Pour le rôliste, l’écart entre le Boyington réel, marqué par la guerre et l’alcool, et son double télévisuel, capitaine de BD souriant, est une matière en or : jouer la frontière entre la légende et la réalité.
Bibliographie sélective
- Gregory Boyington, Tête brûlée. Ma véritable histoire,Jpo Altipresse (mars 2015)
- Nicolas Bernard — La Guerre du Pacifique 1941-1945 (Tallandier, 2016)
- Frédéric Guelton / John Curatola — La Guerre du Pacifique (Glénat, 2025)
- Collection Docavia — La bataille aéronavale de Midway (Bernard Millot, Larivière)
- Ian W. Toll — Pacific Crucible: War at Sea in the Pacific, 1941-1942 (en anglais)
- Michael Claringbould & Peter Ingman — South Pacific Air War, Vol.1: The Fall of Rabaul (December 1941-March 1942) (en anglais)
Une série culte côté hexagone

La France de la fin des années 70 raffolait déjà des films de guerre à grand spectacle (Les Canons de Navarone, La Bataille d’Angleterre en rediff’ télé).
Les Têtes brûlées a ajouté une touche pop : humour bravache, rythme soutenu et surtout le luxe incroyable de voir voler des Corsair pour de vrai. La VF, menée parJacques Thébault sur Robert Conrad, a fini de donner ce côté « BD vivante » qui a marqué les esprits.

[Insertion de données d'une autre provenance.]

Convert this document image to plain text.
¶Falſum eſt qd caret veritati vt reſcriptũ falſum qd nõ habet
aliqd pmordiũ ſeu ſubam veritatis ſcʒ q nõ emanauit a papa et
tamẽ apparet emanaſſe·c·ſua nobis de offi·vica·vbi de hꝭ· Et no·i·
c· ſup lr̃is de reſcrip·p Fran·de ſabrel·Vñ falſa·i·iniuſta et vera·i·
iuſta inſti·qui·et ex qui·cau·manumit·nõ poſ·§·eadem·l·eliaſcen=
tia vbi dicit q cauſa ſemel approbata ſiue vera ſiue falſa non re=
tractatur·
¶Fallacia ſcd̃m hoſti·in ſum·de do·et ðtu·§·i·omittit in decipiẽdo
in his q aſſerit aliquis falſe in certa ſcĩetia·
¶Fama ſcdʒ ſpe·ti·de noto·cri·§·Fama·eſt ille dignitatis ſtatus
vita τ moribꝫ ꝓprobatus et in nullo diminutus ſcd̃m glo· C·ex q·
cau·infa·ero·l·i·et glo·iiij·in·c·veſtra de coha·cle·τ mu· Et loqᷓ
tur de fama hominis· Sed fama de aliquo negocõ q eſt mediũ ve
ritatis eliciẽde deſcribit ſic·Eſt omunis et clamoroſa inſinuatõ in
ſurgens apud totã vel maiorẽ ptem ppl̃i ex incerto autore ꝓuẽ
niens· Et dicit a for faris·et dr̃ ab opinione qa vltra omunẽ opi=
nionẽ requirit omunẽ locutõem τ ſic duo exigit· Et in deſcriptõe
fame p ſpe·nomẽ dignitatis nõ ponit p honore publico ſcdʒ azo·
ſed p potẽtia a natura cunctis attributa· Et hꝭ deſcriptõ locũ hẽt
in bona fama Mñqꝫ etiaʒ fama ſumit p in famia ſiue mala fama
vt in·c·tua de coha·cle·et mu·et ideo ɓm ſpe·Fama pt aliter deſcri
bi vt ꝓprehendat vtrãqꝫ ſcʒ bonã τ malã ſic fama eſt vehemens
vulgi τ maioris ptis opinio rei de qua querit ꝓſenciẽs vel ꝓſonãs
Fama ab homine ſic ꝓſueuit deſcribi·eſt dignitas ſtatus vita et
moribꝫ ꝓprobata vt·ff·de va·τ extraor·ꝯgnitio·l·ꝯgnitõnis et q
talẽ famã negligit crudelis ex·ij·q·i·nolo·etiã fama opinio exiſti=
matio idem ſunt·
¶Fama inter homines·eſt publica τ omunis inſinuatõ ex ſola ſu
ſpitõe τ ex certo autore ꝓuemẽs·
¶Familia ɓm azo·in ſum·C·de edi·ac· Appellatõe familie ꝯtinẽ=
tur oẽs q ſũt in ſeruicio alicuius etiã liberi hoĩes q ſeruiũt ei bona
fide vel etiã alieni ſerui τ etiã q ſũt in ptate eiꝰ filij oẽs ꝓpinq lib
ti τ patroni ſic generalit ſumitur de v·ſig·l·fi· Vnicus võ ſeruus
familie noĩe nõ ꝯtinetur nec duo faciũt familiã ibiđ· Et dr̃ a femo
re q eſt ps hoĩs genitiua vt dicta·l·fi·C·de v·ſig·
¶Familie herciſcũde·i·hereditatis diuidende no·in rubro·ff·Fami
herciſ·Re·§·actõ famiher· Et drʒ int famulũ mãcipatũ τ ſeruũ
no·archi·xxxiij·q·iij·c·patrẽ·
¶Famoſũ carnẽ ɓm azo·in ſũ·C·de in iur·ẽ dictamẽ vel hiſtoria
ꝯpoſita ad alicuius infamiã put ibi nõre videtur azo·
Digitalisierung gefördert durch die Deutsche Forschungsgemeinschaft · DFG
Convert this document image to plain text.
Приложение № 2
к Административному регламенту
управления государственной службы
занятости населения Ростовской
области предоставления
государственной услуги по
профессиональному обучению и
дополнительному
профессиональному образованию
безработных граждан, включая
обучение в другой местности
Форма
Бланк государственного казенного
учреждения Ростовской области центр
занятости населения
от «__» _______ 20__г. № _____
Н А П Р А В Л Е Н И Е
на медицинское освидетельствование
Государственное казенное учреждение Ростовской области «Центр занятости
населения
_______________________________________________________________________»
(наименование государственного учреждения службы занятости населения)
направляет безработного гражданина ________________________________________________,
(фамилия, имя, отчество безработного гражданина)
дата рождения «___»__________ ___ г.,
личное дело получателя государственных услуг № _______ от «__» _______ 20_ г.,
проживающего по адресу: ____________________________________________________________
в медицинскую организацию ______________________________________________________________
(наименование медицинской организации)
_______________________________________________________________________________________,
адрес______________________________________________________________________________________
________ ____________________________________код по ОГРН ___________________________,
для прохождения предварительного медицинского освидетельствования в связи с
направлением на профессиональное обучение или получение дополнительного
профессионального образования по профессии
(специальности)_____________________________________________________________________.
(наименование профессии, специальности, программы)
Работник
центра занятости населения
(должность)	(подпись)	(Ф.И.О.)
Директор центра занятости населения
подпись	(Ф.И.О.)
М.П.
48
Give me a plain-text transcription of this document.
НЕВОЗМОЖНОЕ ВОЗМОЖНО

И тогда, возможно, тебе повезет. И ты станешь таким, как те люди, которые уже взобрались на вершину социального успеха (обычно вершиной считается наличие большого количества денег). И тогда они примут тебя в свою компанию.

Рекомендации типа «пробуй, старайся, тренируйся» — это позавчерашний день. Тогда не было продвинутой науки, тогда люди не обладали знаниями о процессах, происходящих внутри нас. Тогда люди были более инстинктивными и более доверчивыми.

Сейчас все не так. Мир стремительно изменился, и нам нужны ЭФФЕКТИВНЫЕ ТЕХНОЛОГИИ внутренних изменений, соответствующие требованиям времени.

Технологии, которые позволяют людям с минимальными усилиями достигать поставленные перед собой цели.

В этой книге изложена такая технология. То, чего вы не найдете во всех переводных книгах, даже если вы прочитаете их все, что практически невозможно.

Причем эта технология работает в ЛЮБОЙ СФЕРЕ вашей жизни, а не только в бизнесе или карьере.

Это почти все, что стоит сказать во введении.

Oui, les historiens grincent : dogfights interminables, Japonais stéréotypés, Boyington transformé en boute-en-train jovial. Mais pour le public français, c’était une madeleine de guerre soft : assez d’action pour rêver, pas assez de noirceur pour déranger.
D’où son succès durable, renforcé par les maquettes Heller (ou Revell) et les posters d’aviation dans les chambres d’ados.


Mais tout n’était pas parfait…
Revoir Les Têtes brûlées avec un œil un peu attentif, c’est vite tomber sur des détails qui font tiquer. Déjà, les cheveux et uniformes : les coupes sont typiquement années 70, loin des crânes rasés ou des coiffures réglementaires des Marines de 1943, et les tenues paraissent souvent approximatives. Les spectateurs d’aujourd’hui repèrent immédiatement ce décalage (enfin presque).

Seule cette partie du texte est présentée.